The iPhone Kindle Reader
Last night the App store debuted Amazon’s new Kindle Reader application for iPhone. As a generation 1 Kindle owner, I immediately jumped all over this. This free application accesses your Amazon Kindle account and allows you to selectively download books you have purchased to your iPhone or iPod Touch. I’ve loaded seven books on my iPhone (a few of which are quite long) with no noticeable hit on available RAM.
In between dealing with the onslaught of life, I’ve been reading Niel Stephensen’s “Anathem.” It is an excellent book, but I’ve not had much time lately for fiction. So the first time I loaded Anathem on my iPhone it started right where I left off on the Kindle. Amazon’s Whispersync service works with the iPhone application. So I read the book off my phone for 20 minutes. The experience was not bad. You turn pages by flipping sideways which makes much more sense than scrolling up and down. This way you always pick up where you left off and this comports with an entire lifetime of turning pages in books. I then ran over to my Kindle. Sure enough, Kindle figured out what I’d read on the iPhone and sent me straight to the page I left off on the iPhone. Delicious.
All is not perfect however. I have several books, particularly reference and continuing educational materials, that I’ve converted to Kindle using Stanza for OS X. Sadly, I cannot get those materials into the iPhone Kindle Reader. Hopefully that will change. Also, while the reading experience is acceptable on the iPhone, I still think the form factor and digital ink on the Kindle is better.
So What Does this Mean?
With this move Amazon has taken a huge step toward e-book domination. I’ve always felt this market was Apple’s for the taking. They were the only company with the existing infrastructure (iTunes) to make the e-book model work. That is no longer true. Amazon has a compelling model and all indications are that they are not so much interested in selling proprietary hardware as they are books. This is a good fit with Apple that (by most reports) makes its money on hardware. If Amazon has embraced the iPhone, can you imagine how nice it would be using WhisperSync service on the often rumored super-sized iPod Touch? Likewise, if Amazon is on the iPhone, don’t you think an OS X version is already in the works? I can see Amazon looking at giving its customers as many ways possible to read their books. The Amazon experience is making it easy for readers to happily drop themselves into the Kindle ecosystem. Sound familiar?

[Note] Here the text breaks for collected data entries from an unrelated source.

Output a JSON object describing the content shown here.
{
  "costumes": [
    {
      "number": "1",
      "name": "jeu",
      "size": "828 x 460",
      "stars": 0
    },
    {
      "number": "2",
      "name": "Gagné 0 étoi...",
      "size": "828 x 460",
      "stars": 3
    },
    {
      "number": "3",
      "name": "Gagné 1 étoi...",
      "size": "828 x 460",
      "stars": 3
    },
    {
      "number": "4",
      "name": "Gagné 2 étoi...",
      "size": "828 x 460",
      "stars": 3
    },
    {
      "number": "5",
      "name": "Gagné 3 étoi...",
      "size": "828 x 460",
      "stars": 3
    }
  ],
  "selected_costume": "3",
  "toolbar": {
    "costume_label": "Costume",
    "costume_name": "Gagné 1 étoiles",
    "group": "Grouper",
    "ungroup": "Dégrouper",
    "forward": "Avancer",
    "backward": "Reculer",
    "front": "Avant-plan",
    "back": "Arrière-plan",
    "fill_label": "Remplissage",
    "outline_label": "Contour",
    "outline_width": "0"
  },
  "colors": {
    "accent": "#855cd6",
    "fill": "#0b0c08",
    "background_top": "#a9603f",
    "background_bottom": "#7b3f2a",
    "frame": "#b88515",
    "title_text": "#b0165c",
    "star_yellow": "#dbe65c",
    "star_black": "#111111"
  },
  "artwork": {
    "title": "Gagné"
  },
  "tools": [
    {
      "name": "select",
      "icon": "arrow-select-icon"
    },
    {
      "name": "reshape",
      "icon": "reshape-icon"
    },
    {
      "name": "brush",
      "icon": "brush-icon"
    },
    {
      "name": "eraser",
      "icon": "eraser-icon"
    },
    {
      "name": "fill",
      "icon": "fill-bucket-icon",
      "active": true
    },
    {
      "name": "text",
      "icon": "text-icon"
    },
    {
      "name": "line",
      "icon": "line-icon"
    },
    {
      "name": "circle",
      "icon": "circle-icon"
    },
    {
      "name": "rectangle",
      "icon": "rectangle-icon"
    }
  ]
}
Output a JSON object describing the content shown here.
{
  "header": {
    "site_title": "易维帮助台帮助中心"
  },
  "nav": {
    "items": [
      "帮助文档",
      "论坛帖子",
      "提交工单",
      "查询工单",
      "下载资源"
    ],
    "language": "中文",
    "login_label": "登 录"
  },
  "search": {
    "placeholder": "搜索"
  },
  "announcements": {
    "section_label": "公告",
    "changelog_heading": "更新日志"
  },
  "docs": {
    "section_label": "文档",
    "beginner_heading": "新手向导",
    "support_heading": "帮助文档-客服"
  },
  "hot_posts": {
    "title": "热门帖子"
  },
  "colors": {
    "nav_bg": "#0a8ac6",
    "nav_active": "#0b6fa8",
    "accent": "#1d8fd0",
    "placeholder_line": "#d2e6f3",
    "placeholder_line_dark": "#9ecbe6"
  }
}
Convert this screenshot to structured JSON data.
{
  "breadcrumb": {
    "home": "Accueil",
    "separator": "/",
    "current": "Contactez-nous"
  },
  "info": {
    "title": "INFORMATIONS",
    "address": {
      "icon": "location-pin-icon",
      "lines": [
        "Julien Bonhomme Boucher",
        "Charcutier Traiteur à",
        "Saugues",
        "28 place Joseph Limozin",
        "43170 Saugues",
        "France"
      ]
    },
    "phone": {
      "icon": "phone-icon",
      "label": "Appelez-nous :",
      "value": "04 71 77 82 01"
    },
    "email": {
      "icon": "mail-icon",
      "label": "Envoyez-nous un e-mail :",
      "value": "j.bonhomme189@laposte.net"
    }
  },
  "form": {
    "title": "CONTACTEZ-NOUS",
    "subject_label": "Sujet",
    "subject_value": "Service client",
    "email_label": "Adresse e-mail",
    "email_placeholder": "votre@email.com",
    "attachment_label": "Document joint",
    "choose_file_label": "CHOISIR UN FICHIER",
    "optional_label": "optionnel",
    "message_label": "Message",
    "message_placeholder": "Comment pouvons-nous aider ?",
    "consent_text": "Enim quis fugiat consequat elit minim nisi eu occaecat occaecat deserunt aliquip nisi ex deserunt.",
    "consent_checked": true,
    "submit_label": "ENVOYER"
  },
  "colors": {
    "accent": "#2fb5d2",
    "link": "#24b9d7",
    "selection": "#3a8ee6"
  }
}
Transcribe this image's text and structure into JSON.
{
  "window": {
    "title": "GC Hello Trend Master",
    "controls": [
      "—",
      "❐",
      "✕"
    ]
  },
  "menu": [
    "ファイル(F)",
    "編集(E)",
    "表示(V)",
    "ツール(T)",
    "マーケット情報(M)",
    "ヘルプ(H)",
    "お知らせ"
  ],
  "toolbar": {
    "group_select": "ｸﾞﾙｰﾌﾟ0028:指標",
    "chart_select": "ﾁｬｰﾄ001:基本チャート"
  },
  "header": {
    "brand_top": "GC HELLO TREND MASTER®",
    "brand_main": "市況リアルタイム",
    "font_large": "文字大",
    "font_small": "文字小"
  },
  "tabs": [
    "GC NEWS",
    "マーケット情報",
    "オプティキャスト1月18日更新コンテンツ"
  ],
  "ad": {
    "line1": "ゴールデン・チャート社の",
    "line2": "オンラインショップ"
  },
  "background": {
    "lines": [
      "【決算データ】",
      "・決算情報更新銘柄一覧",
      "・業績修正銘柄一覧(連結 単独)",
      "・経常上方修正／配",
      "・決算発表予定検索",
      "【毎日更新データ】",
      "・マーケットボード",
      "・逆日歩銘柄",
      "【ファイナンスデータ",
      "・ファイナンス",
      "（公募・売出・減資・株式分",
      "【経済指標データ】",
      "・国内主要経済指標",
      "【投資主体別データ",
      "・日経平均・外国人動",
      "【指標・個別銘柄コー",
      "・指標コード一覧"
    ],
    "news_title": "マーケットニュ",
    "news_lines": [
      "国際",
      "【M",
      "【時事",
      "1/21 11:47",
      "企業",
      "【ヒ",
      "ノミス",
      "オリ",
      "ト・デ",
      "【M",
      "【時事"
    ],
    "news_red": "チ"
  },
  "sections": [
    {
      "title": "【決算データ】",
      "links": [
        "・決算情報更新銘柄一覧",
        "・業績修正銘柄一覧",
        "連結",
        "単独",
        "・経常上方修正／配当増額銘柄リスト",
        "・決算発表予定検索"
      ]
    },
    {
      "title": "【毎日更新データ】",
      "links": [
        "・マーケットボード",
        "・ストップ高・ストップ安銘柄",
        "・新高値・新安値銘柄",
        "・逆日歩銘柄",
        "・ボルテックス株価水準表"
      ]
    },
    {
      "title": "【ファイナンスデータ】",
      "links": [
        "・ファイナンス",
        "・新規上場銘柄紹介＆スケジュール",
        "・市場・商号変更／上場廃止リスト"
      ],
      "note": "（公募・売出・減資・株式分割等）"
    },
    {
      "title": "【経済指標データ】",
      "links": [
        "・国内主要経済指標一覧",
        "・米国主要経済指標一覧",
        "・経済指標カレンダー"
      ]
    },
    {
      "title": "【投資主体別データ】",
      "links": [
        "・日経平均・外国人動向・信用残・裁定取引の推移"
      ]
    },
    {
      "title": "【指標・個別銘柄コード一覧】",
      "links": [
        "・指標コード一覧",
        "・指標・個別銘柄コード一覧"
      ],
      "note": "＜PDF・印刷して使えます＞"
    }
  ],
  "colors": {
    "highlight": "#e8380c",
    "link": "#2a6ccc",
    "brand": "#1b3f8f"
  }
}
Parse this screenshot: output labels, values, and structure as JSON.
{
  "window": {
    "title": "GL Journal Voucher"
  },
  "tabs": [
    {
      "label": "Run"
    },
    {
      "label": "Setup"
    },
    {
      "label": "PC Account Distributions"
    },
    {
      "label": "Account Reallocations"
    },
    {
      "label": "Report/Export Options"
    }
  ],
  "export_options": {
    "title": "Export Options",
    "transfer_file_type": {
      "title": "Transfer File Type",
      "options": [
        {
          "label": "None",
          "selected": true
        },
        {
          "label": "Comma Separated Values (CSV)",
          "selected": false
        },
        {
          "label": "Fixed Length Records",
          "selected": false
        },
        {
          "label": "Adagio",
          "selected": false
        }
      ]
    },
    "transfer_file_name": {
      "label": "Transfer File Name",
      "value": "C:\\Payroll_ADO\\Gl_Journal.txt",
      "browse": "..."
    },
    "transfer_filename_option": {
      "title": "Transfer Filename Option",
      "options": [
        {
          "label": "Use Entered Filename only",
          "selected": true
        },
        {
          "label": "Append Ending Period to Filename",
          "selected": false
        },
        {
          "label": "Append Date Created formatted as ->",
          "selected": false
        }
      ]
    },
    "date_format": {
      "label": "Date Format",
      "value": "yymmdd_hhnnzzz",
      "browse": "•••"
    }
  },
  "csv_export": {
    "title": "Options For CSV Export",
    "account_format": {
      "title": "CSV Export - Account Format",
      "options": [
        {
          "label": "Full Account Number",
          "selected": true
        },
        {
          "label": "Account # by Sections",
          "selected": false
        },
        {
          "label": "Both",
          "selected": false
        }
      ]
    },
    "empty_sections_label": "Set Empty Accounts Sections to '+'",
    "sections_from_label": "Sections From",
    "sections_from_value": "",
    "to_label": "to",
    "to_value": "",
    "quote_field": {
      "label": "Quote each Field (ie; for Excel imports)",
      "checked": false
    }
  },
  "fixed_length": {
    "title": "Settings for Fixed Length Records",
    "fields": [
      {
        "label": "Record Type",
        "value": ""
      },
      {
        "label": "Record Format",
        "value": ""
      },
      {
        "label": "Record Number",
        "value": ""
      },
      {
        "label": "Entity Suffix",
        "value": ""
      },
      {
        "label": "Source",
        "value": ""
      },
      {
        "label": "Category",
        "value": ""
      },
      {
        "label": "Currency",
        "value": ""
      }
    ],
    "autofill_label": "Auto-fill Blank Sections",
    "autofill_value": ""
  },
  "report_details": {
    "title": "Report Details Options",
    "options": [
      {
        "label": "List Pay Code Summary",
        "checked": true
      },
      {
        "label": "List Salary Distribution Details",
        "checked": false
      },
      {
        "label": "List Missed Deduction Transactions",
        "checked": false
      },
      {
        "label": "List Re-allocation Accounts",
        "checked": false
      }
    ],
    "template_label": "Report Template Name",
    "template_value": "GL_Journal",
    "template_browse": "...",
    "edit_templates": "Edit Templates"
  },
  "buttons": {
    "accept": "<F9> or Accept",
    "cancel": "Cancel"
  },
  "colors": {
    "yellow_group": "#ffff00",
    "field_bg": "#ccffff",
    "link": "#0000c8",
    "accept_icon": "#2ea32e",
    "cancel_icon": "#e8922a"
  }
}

The fact that Apple allowed this app on the iPhone would indicate Apple is okay with giving up the e-book. I think one assumption a lot of people have made (myself included) is that Apple ever had designs on the e-book market. In retrospect, this may have never been true. Steve Jobs said last year he had no interest in selling e-books. (Of course he also said at one point he had no interest in a video iPod.) Regardless, getting back to the idea that Apple makes its money on hardware, perhaps the Kindle and Amazon’s strategy of readers everywhere is a good thing for Apple. Apple is in the unique position of making the only device that can combine your iTunes and Kindle libraries. The boys in Cupertino could sell a lot of hardware if they play this right.
The Goring of Oxen
So who are the losers if this trend continues. The obvious answer is other book reader formats. However I’m also thinking this can not make book publishers very happy. The nuts and bolts end of publishing (manufacturing and distributing) is supplanted by a successful Kindle store. If publishers are no longer getting authors into bookstores, how long will it be until authors find a way into the Kindle store without publishers? Like the record industry, it should be very interesting to see how this all develops. If at the end it means musicians and authors make more money and guys in suits make less, that will be a good thing.
When Kindle premiered I mocked it. Now that I’ve used one for a year, I’m thinking Amazon just might have “iTunesed” books.